Graphic designer Osheyi Adebayo’s output is impressive, to say the least. We last checked in with him around this time last year where his portfolio of school text book-inspired designs was already jam-packed. Since then, the London-based designer has been tirelessly producing posters on a daily basis, uploading them to his Instagram account.
“I try to post posters daily as a way of consistently developing my design skills and style,” Osheyi tells It’s Nice That, “I always try to evolve it into something unknown.” Starting with a letter or a word, Osheyi then chooses a font, rearranging letters until something sparks an idea. These ideas are incredibly varied, ranging from illustrative work combining form and colour to purely typographic visualisation. “As I tend to change and adapt to new things, I find that with every poster I make, I learn something new about myself,” he explains.
Although helping Osheyi develop his own personal experiments, this process also impacts his freelance work. The colourful, textural images that appear regularly on his Instagram are echoed in his series of posters for Mexican music venue Where House, for example. “A lot of the time, I get a sudden ‘style redirection’ where new patterns form from a collection of my subconscious pickings,” he explains.
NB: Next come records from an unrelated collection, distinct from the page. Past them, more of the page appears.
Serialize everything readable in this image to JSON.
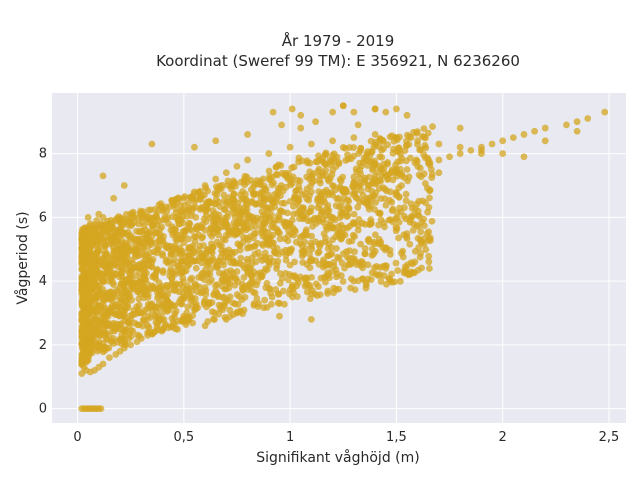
{
  "chart_data": {
    "type": "scatter",
    "title": "År 1979 - 2019",
    "subtitle": "Koordinat (Sweref 99 TM): E 356921, N 6236260",
    "xlabel": "Signifikant våghöjd (m)",
    "ylabel": "Vågperiod (s)",
    "xlim": [
      -0.12,
      2.58
    ],
    "ylim": [
      -0.45,
      9.9
    ],
    "xticks": [
      0,
      0.5,
      1,
      1.5,
      2,
      2.5
    ],
    "xtick_labels": [
      "0",
      "0,5",
      "1",
      "1,5",
      "2",
      "2,5"
    ],
    "yticks": [
      0,
      2,
      4,
      6,
      8
    ],
    "ytick_labels": [
      "0",
      "2",
      "4",
      "6",
      "8"
    ],
    "grid": true,
    "plot_background": "#e9e9f1",
    "point_color": "#d4a520",
    "series": [
      {
        "x": [
          0.02,
          0.03,
          0.04,
          0.05,
          0.06,
          0.07,
          0.08,
          0.09,
          0.1,
          0.11,
          0.12,
          0.13,
          0.03,
          0.04,
          0.05,
          0.06,
          0.07,
          0.08,
          0.02,
          0.04,
          0.06,
          0.08,
          0.1,
          0.12,
          0.15,
          0.18,
          0.2,
          0.22,
          0.25,
          0.28,
          0.3,
          0.33,
          0.36,
          0.4,
          0.45,
          0.5,
          0.55,
          0.6,
          0.65,
          0.7,
          0.75,
          0.8,
          0.85,
          0.9,
          0.95,
          1.0,
          1.05,
          1.1,
          1.15,
          1.2,
          1.25,
          1.3,
          1.35,
          1.4,
          1.45,
          1.5,
          1.55,
          1.6,
          1.65,
          1.7,
          1.75,
          1.8,
          1.85,
          1.9,
          1.95,
          2.0,
          2.05,
          2.1,
          2.15,
          2.2,
          2.3,
          2.35,
          2.4,
          2.48,
          0.04,
          0.05,
          0.06,
          0.07,
          0.08,
          0.09,
          0.1,
          0.12,
          0.14,
          0.16,
          0.18,
          0.2,
          0.24,
          0.28,
          0.32,
          0.36,
          0.4,
          0.45,
          0.5,
          0.55,
          0.6,
          0.65,
          0.7,
          0.75,
          0.8,
          0.9,
          1.0,
          1.1,
          1.2,
          1.3,
          1.4,
          1.5,
          1.6,
          1.7,
          1.8,
          1.9,
          2.0,
          2.1,
          0.05,
          0.08,
          0.12,
          0.16,
          0.2,
          0.25,
          0.3,
          0.35,
          0.4,
          0.45,
          0.5,
          0.55,
          0.6,
          0.7,
          0.8,
          0.9,
          1.0,
          1.1,
          1.2,
          1.3,
          1.4,
          1.5,
          0.1,
          0.15,
          0.2,
          0.25,
          0.3,
          0.4,
          0.5,
          0.6,
          0.7,
          0.8,
          0.9,
          1.0,
          1.1,
          1.2,
          0.92,
          0.96,
          1.01,
          1.05,
          1.12,
          1.2,
          1.25,
          1.3,
          1.32,
          1.4,
          1.45,
          1.5,
          1.55,
          0.6,
          0.7,
          0.75,
          0.85,
          0.95,
          1.1,
          1.3,
          1.45
        ],
        "y": [
          1.1,
          1.3,
          1.5,
          1.7,
          1.9,
          2.2,
          2.5,
          2.8,
          3.2,
          3.6,
          4.0,
          4.5,
          5.0,
          5.5,
          6.0,
          5.8,
          5.2,
          4.8,
          1.4,
          1.2,
          1.15,
          1.2,
          1.3,
          1.4,
          1.6,
          1.7,
          1.8,
          1.9,
          2.0,
          2.1,
          2.2,
          2.3,
          2.4,
          2.5,
          2.7,
          2.9,
          3.1,
          3.4,
          3.7,
          4.0,
          4.3,
          4.6,
          4.9,
          5.2,
          5.5,
          5.8,
          6.1,
          6.3,
          6.5,
          6.7,
          6.8,
          7.0,
          7.1,
          7.2,
          7.3,
          7.4,
          7.5,
          7.6,
          7.7,
          7.8,
          7.9,
          8.0,
          8.1,
          8.2,
          8.3,
          8.4,
          8.5,
          8.6,
          8.7,
          8.8,
          8.9,
          9.0,
          9.1,
          9.3,
          3.5,
          4.2,
          4.8,
          5.3,
          5.6,
          5.9,
          6.1,
          6.0,
          5.7,
          5.4,
          5.2,
          5.0,
          5.1,
          5.3,
          5.6,
          5.9,
          6.2,
          6.4,
          6.6,
          6.8,
          7.0,
          7.2,
          7.4,
          7.6,
          7.8,
          8.0,
          8.2,
          8.3,
          8.4,
          8.5,
          8.6,
          8.5,
          8.4,
          8.3,
          8.2,
          8.1,
          8.0,
          7.9,
          2.0,
          2.5,
          3.0,
          3.4,
          3.8,
          4.1,
          4.4,
          4.6,
          4.8,
          5.0,
          5.2,
          5.4,
          5.6,
          5.8,
          6.0,
          6.3,
          6.5,
          6.8,
          7.0,
          7.1,
          7.3,
          7.5,
          2.0,
          2.3,
          2.5,
          2.8,
          3.0,
          3.2,
          3.5,
          3.8,
          4.1,
          4.3,
          4.6,
          4.9,
          5.1,
          5.3,
          9.3,
          8.9,
          9.4,
          9.2,
          9.0,
          9.3,
          9.5,
          9.3,
          8.9,
          9.4,
          9.3,
          9.4,
          9.2,
          2.6,
          2.8,
          3.0,
          3.2,
          3.3,
          3.6,
          4.0,
          4.4
        ],
        "zero_x": [
          0.02,
          0.03,
          0.04,
          0.05,
          0.06,
          0.07,
          0.08,
          0.09,
          0.1,
          0.11
        ],
        "zero_y": [
          0,
          0,
          0,
          0,
          0,
          0,
          0,
          0,
          0,
          0
        ],
        "outliers_x": [
          0.12,
          0.13,
          0.17,
          0.22,
          0.35,
          0.55,
          0.65,
          0.8,
          1.05,
          1.25,
          1.4,
          1.7,
          1.8,
          1.9,
          2.2,
          2.35,
          1.1,
          0.95
        ],
        "outliers_y": [
          7.3,
          3.5,
          6.6,
          7.0,
          8.3,
          8.2,
          8.4,
          8.6,
          8.8,
          9.5,
          9.4,
          7.4,
          8.8,
          8.0,
          8.4,
          8.7,
          2.8,
          2.9
        ]
      }
    ]
  }
}
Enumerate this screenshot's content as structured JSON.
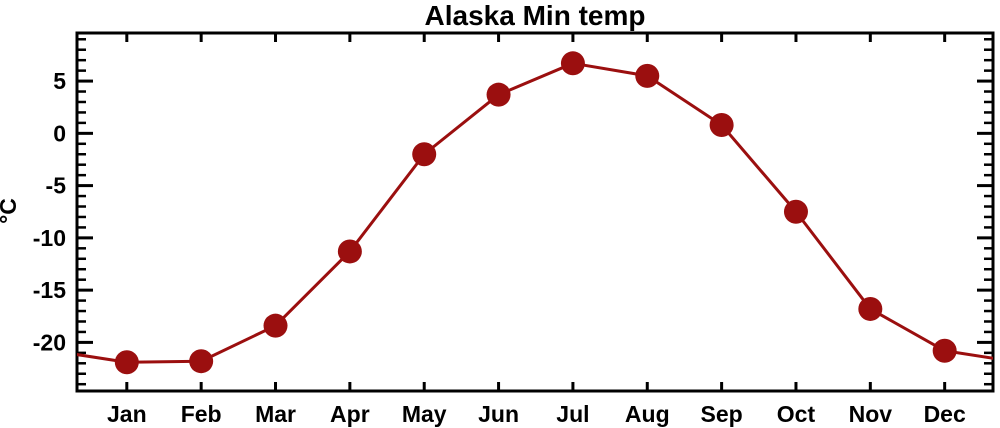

“I like to describe my designs a being earthy, a bit ‘off’,” Osheyi responds when questioned about his distinctive aesthetic. Whether working towards publications such as Olympian Bodies or on his trademark posters, there’s visual succinctness to Osheyi’s portfolio, full of drop shadows and bold lettering. Often making use of unusual and grainy colour combinations, his work emits a feeling of “aged digital sentimentality”, borrowing from the over the top aesthetic of 80s and 90s television idents.